Ya en horas del mediodía y mientras se realizaban las pericias de rigor por la División Criminalística de la Policía de Entre Ríos, ante la atenta mirada de los tres fiscales intervinientes, los abogados Francisco Azcué, José Arias y Mario Guerrero, fuentes bien informadas comentaron ante nuestros cronistas que “si bien falta aún el informe oficial de la autopsia, estiman que la docente habría fallecido por los golpes de un objeto contundente que presentaba a simple vista en la zona de la cabeza”.
En momentos en que las autoridades estaban realizando las actuaciones, se escucharon gritos entre los policías y de inmediato salieron corriendo de sur a norte por calle San Luis, hasta doblar en Avellaneda, y con armas en mano los uniformados se dirigieron e ingresaron a los fondos de una vivienda ubicada en calle Entre Ríos al 1030, porque se pensó que andaría una persona sospechosa pero no se sabe si la situación era por haber escuchado ruidos en los techos de la casa o por la alteración nerviosa de los vecinos que creían escuchar ruidos y corridas que solo percibían en su psiquis.

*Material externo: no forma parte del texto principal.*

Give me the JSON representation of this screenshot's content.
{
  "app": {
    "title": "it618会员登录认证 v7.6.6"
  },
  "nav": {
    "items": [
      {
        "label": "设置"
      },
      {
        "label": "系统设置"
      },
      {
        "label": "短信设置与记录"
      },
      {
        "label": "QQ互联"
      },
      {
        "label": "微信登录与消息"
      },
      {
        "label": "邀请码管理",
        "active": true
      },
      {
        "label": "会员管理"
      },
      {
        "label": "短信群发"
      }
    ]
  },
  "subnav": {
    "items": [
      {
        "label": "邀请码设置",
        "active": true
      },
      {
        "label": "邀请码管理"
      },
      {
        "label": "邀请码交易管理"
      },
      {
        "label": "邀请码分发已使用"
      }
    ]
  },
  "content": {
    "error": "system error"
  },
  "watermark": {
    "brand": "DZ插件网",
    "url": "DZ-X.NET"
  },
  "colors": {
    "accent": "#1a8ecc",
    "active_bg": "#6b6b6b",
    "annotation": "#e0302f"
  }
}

Vale destacar que a la par de los policías también corrían los vecinos y los familiares de la víctima que, en plena carrear gritaban y exigían “agárrenlo, que no se escape ese HDP”, pero en realidad, o el HDP era invisible o ya a esa altura los dos supuestos agresores se habían esfumado de la escena del crimen.
Ya avanzada la mañana, otro familiar directo de la víctima, un hombre de unos 60 años, llegó corriendo al lugar desde calle Avellaneda, rompió las cintas perimetrales y quiso entrar a la casa a los gritos de “lo voy a matar, lo voy a degollar, lo voy a cagar a balazos, déjenme que lo agarro yo”. Luego, uno de los fiscales logró frenarlo y calmarlo, aunque el hombre, visiblemente shockeado por la situación, le decía al fiscal: “ya sé lo que me vas a decir, pero te aclaro -dijo- si yo lo agarro lo voy a degollar, lo voy a cagar a balazos”, insistía.

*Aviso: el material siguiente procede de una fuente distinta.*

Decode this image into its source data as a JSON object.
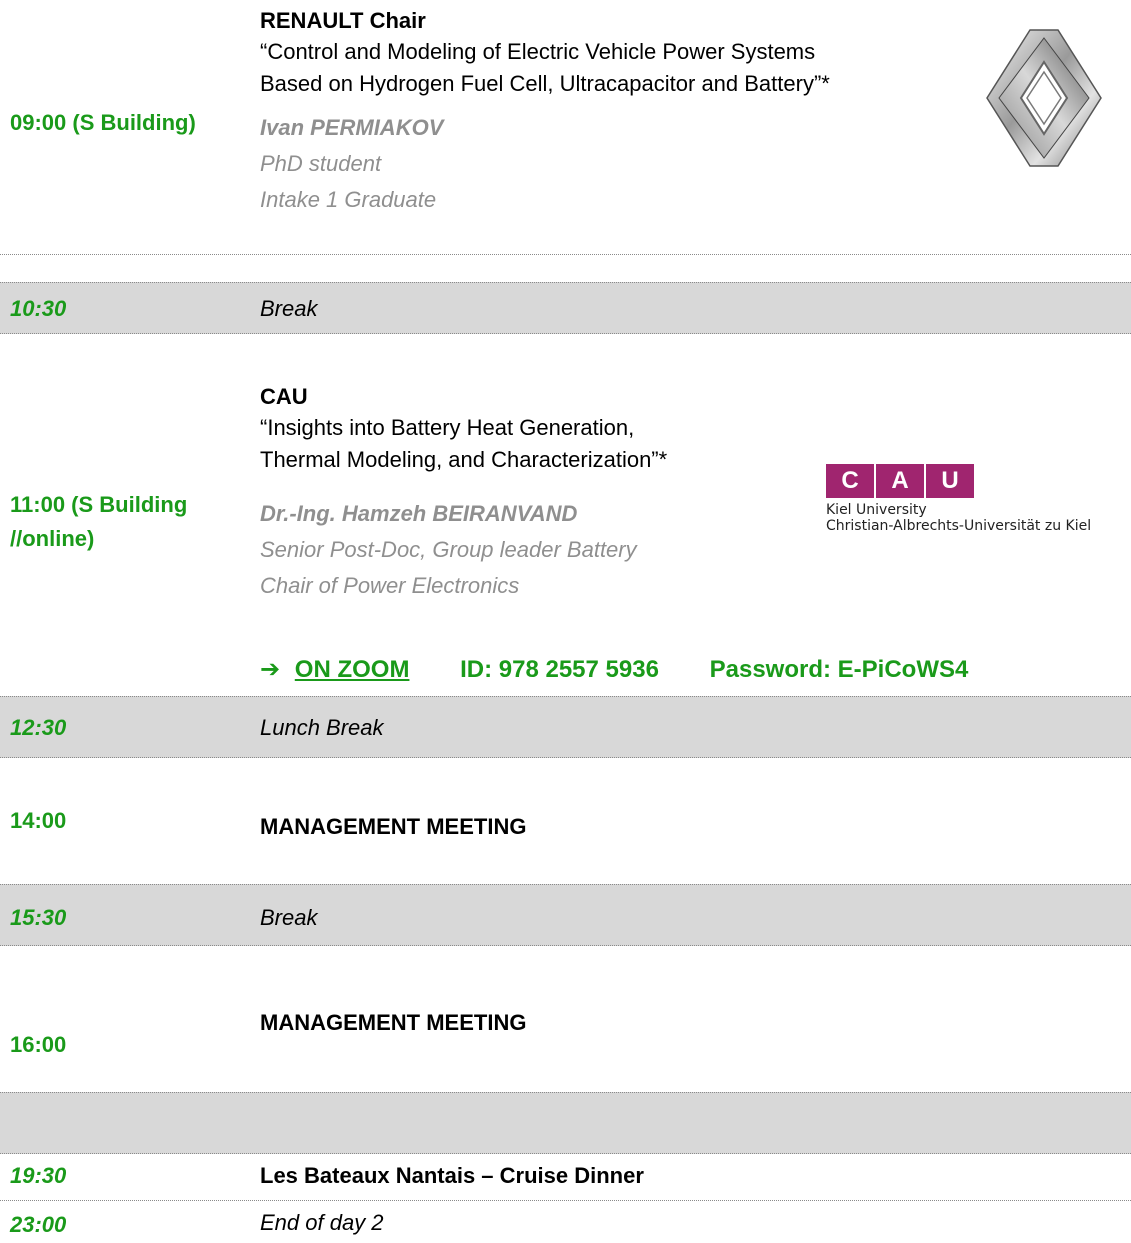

Como se sabe, los cacos buscan afanosamente la plata física, no les interesa casi nada que no sea dinero contante y sonante. En este sentido no se sabe si la docente guardaba en su casa plata y si fuera así si esa información podría haber trascendido del ámbito familiar a otro que llegase a los oídos de los criminales. Si ese fue el móvil del crimen pudo haber ocurrido un pedido del sitio en donde se guardaba el botín para torturar a la docente para que lo diga y que, en esa acción, se les fue la mano y la mataron. Lo extraño es que para causarle la muerte hubo que pegarle en la cabeza con un objeto pesado que los investigadores dicen que no encontraron en la casa y es impensable que los cacos huyan con un pesado objeto en sus manos.

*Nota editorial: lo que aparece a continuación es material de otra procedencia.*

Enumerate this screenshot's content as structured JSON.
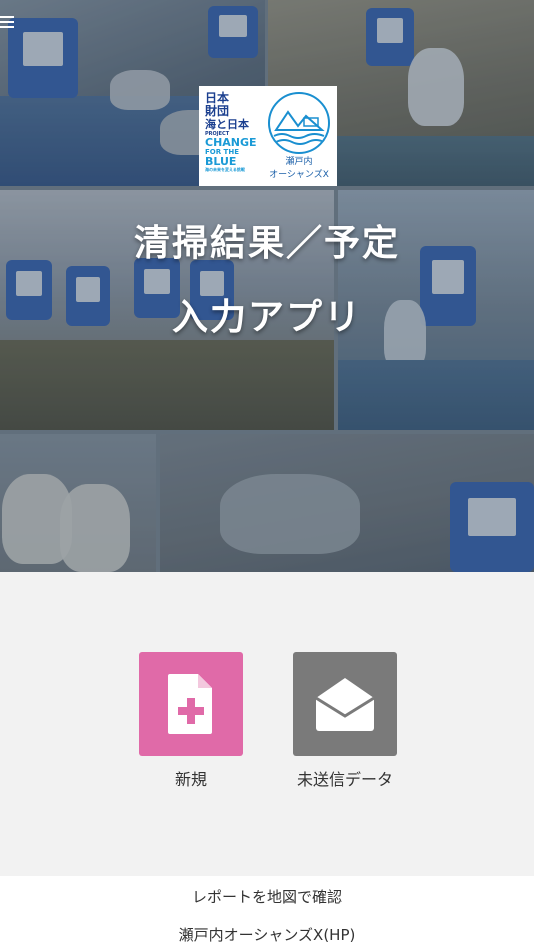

Hasta anoche se decía que solamente se encontraron dos cámaras al frente de la casa, pero que no grababan por lo que resultan  inútiles para la investigación, sin embargo, si como se dice se escaparon por la parte de atrás de la casa, aparte de haber dejado huellas, tienen que haber salido por algún lugar cuyos ocupantes tendrían que haber escuchado el ruido de pisadas en el techo, sobre todo, en un momento de escape en el que quienes huyen no tienen tanto cuidado como para caminar sigilosamente, sino que lo hacen a las carreras.